Maybe you just skimmed the article, or he's changed it since, but he doesn't say that verbs in URLs was RESTful. He said it was better than RESTful, and I'm inclined to agree with him.
Having tried my hand at designing REST APIs for typical business systems a few times, I've noticed that state machines and transactions are everywhere. Making every resource a noun with the four basic REST verbs leads to a complex and extremely chatty design, whereas slipping a few extra verbs in here and there makes the API simpler, easier to understand, and more efficient.
> Fielding looked at the Web, and abstracted it, and calls it REST Architecture.
yeah the perfect rest protocol is the web and the perfect rest clients are the humans that navigate the action represented on the hypermedia.
that said, there's some value to be had in discoverability, even if rest grossly gloss over how to discover parameters for the action that the state holds.
And object orientation wants you to think about your API as a graph of objects, but going too far down this rabbit hole is how you end up with a mess of AbstractSingletonProxyFactoryBeans[1]. Yes, it's possible to adapt any system into a collection of resources, but the transformations necessary to do so can end up creating more complexity than is gained through only having resources and verbs. The supposed simplicity of REST can be like the simplicity of the Brainfuck language. There's only 8 commands! Easy!
And the idea that using HTTP somehow renders questions of performance irrelevant is bizarre. If Hacker News sent 10MB of uncachable CSS, spread over 100 HTTP requests, with every page load, would that be OK because performance isn't the most important goal of the web? People use HTTP because it's a ubiquitous protocol supported by virtually every device and language. Performance isn't the most important goal, but it's still an important one.
> REST became popular when it was detailed and promoted by Roy Fielding as part of his doctoral dissertation entitled Architectural Styles and the Design of Network-based Software Architectures in the year 2000. Roy is well known for his contributions to development of the web, especially the HTTP specification.
So far so good.
> Roy advocated using the request methods he helped define in the HTTP standards to impart meaning to HTTP requests.
Not even close.
REST may be one of the most misunderstood ideas in all of computer science. As described in Fielding's dissertation, REST is a software architectural style whose main idea is that hypertext drives state changes, aka Hypermedia as the Engine of Application State (HATEOAS). Fielding leaves the transport protocol as an implementation detail.

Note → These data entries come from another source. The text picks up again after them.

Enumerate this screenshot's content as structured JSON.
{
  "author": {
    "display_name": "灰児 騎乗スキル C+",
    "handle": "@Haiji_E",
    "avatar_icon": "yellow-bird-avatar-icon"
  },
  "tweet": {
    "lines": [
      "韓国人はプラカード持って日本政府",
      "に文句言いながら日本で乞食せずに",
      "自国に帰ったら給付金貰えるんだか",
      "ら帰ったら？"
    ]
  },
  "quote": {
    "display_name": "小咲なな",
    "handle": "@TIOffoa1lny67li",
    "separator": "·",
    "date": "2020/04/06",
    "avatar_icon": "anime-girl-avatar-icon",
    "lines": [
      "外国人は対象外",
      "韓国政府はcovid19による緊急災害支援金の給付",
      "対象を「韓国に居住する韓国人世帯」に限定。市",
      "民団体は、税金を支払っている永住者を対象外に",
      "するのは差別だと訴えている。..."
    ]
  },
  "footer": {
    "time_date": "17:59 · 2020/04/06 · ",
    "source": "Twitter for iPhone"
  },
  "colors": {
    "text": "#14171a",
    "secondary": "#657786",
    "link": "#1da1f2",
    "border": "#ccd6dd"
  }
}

In other words, an automated agent (API consumer) should interact with an API in the same way that a human interacts with a Web site. User browses to well-known URL. Page displays content with links. User clicks on a link. And so on.
A human doesn't need to read documentation on using any particular website any more than an automated agent should need to carry service-specific instructions on using an API. Media types and hyperlinks do all the heavy lifting.
The stuff about structured URLs and response codes came later, was created by others, and has almost nothing to do with REST's central idea. It's a different architectural style altogether.
From Fielding himself:
> I am getting frustrated by the number of people calling any HTTP-based interface a REST API. Today’s example is the SocialSite REST API. That is RPC. It screams RPC. There is so much coupling on display that it should be given an X rating.
I dunno, I have a soft spot for Java. Yes, the verbosity can be annoying, but compare that to the scavenger hunt that modern web languages put you on when you're trying to figure out exactly who is doing exactly what.